A Bright Future for Smart Robots
With Google’s acquisition of Massachusetts robotics firm Boston Dynamics, robots have certainly been making headlines in recent weeks. Sure, over the past decade, robots—both humanoid and non-humanoid—have been gaining traction in sectors like manufacturing, defense, and of course, healthcare. But with Google’s most recent purchases, robots have been gaining some much deserved credibility and attention from the media, and leaders in virtually every industry.
While Boston Dynamics’ robots are human- and animal-shaped and intended for military use, Google has also recently acquired six other robotics companies serving a wide range of sectors. Tom Ryden, CEO of robot manufacturer VGo Communications, Inc., told the Boston Globe: “It really validates what is going on in the robotics industry. Google is not going to do something small. If they are getting into this, they believe it is a large market.”
Naturally, here at Aethon, we’re thrilled to see robots getting some mainstream attention in the business world—they are practical, versatile, and yes, can have clear economic benefit. Aethon’s autonomous smart mobile robot, TUG, has been working alongside hospital workers and patients for 10 years.
The rationale for robotics is different depending on its function. Some robots do things too dangerous for a person to do. Many of the defense robots fit into this category and the clear benefit is to improve the safety and welfare of our civilian and military forces. Many robots are still research projects to discover what is possible. Often they appear sensational and have significant advancements in development under the hood, but are not yet viable commercial products. Others, like manufacturing robots, perform rote tasks and can be cordoned off from people as they increase capacity, lower costs or improve quality.
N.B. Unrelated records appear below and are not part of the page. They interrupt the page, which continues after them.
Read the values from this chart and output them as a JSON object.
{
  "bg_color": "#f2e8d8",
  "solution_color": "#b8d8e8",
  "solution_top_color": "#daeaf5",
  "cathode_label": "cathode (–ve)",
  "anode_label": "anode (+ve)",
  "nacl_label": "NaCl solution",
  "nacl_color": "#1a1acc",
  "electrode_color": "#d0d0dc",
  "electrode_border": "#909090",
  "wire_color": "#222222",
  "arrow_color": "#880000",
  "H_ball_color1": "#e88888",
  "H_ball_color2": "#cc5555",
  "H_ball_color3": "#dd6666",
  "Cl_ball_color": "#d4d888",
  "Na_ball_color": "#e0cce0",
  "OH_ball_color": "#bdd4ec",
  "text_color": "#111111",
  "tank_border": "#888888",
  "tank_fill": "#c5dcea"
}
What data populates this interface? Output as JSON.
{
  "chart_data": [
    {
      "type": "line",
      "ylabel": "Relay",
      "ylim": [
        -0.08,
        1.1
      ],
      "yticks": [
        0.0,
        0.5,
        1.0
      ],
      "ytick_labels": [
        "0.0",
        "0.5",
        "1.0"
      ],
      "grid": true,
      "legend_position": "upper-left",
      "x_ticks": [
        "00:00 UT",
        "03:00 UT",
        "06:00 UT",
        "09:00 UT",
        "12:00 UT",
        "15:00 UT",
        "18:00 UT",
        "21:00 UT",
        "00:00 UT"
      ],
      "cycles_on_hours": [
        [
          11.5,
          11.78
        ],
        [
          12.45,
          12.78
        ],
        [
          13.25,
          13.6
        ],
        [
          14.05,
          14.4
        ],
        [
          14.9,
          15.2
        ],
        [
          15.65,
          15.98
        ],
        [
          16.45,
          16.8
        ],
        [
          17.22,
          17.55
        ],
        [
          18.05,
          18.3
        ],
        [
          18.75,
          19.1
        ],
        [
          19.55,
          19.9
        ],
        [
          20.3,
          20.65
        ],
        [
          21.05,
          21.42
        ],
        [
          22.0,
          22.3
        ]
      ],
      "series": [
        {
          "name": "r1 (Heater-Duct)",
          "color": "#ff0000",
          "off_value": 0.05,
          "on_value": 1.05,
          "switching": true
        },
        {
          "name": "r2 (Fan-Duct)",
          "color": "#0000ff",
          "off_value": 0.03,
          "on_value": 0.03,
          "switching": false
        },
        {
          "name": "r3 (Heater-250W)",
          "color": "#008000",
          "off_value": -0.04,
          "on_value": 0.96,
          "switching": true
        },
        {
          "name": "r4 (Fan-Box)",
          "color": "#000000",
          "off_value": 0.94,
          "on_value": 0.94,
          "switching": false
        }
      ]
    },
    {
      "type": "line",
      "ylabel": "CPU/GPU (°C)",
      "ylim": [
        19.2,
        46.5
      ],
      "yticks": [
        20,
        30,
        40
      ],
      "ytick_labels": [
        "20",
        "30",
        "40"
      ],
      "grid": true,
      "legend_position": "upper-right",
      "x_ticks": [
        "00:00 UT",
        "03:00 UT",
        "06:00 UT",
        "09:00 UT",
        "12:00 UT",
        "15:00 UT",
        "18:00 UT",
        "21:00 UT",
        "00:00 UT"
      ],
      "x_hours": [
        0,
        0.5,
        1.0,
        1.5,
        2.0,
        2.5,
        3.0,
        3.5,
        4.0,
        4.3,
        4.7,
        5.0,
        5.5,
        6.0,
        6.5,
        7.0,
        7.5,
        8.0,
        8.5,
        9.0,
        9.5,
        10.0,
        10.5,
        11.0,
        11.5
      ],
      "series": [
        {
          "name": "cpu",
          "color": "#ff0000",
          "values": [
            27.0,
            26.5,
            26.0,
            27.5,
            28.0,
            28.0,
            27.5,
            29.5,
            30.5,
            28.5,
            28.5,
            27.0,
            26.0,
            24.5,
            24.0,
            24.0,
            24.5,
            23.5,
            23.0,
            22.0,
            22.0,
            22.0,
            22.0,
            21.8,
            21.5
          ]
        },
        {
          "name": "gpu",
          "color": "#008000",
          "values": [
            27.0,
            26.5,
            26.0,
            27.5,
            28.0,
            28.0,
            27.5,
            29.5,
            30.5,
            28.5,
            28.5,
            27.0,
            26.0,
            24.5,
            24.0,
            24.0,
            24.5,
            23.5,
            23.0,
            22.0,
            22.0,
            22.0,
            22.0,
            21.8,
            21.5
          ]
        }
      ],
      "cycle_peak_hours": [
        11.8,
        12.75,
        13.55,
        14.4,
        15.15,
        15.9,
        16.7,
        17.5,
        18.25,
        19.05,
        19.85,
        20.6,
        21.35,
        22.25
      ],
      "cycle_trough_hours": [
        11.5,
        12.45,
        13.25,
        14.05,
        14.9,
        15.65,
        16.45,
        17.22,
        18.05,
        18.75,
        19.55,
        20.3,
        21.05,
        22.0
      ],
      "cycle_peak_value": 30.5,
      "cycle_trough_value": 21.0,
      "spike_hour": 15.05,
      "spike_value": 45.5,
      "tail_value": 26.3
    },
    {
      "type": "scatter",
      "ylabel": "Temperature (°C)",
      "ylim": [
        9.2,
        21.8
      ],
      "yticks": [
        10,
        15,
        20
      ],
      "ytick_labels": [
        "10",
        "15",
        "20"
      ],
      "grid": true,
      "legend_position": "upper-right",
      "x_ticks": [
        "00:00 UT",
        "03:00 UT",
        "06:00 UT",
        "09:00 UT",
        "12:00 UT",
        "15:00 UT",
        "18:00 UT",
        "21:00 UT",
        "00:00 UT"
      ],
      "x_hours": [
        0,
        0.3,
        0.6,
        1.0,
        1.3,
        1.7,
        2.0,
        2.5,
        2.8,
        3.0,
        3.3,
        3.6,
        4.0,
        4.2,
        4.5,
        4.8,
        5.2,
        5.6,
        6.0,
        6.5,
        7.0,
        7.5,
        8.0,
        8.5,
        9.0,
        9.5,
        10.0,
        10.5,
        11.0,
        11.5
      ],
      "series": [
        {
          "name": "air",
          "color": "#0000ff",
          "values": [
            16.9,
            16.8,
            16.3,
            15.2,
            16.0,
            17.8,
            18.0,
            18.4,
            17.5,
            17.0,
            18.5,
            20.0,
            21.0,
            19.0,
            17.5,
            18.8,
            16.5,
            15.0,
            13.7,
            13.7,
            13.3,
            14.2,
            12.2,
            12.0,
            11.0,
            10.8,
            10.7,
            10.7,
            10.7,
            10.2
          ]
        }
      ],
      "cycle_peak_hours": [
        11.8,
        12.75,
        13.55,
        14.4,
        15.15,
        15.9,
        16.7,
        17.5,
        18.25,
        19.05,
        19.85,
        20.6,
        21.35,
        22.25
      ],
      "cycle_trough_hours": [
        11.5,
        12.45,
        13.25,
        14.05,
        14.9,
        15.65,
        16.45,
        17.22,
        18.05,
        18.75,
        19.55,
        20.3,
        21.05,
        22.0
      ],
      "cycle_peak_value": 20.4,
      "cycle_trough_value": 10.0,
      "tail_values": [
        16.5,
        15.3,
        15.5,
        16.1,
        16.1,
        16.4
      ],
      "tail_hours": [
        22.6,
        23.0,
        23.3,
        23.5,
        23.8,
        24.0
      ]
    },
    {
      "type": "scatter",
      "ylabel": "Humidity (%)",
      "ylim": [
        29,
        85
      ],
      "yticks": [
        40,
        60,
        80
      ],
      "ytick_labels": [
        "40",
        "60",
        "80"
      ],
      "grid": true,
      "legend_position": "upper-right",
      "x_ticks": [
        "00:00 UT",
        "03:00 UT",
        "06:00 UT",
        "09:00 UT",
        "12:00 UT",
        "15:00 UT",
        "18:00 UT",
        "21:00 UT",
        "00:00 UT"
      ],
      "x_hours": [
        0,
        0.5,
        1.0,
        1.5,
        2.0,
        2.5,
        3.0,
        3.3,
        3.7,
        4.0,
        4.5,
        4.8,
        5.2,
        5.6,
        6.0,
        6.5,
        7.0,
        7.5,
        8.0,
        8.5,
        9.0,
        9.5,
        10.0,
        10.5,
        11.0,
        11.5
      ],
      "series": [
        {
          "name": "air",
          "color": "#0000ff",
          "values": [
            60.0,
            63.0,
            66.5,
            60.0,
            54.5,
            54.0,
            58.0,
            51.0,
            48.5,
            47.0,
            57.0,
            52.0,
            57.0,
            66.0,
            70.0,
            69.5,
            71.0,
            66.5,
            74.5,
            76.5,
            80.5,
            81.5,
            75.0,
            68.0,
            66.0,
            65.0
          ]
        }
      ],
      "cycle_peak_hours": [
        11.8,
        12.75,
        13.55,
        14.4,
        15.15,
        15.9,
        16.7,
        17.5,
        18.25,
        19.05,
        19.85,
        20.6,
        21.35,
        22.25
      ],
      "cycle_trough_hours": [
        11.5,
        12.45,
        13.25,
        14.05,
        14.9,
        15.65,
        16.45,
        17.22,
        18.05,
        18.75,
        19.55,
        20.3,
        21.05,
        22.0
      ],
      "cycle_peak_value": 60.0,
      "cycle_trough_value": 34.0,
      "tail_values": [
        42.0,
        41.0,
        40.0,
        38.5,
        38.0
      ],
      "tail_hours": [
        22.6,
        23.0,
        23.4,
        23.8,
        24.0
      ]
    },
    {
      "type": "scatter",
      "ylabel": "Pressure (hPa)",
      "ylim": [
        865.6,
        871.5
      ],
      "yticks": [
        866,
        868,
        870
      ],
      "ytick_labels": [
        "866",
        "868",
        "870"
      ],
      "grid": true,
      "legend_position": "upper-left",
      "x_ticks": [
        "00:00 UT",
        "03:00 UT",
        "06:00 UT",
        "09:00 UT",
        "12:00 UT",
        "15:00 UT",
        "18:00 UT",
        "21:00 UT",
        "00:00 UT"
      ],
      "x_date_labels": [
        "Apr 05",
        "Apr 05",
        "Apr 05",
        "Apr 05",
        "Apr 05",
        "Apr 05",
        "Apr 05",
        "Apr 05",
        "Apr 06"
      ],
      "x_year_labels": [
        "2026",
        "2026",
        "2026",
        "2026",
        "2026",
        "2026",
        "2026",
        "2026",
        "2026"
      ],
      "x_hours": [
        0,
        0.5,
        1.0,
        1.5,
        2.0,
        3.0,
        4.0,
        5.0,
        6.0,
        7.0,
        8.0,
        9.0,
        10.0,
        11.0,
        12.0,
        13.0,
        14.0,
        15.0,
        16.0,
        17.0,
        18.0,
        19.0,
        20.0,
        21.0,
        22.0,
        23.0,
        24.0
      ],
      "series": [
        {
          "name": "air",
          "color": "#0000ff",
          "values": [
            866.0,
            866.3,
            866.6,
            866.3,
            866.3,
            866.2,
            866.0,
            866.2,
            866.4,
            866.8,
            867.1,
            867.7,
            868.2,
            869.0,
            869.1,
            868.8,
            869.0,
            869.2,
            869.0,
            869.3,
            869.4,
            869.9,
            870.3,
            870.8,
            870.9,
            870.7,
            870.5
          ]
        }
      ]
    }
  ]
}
Still others, like Aethon’s TUG robot are designed to work around and interface directly with people. They help people spend more time performing the most important or most valuable part of their job while offloading the menial or less important tasks to the robot. This type of robot must be intelligent since it operates around people and in their surroundings. There is no “yellow line” on the floor marking the robot’s work zone. They become a direct link in the workflow and interface directly with people who are not robotics experts or have special training.
Julie Shah summed up the evolution of robotic applications last week in the MIT Technology Review: “Traditionally, robots were designed to work separately from people. That is starting to change as robots begin working alongside humans to courier medicine in hospitals and assemble complex machinery.”
“It is as impractical to redesign our work practices for robots as it is to redesign our physical world for them. We must instead build robots capable of doing their jobs with only minimal disruption to the people they work with or near,” she added.
We would agree that implementing autonomous robots should not require the redesign of the physical world in order to use them. Further, they should allow people to interact with them on human terms rather than “machine” terms. They must be safe as well as flexible enough to adapt to the environment in real time. We have experience meshing the use of autonomous mobile robots with people in the hospitals we serve. Not only does the TUG navigate hospitals built decades ago it also and works directly with healthcare workers and navigates seamlessly among the patients and visitors of the hospital. Responding to the environment and anticipating the needs of people is immensely valuable and is crucial in autonomous robot products.
However, we would suggest that using technology to merely automate a “current path” is a lost opportunity. While it’s true robots must “fit in” and work among us without imposing themselves, changes to our workflow and work practices are inevitable to truly make the most of the opportunities afforded by the investment.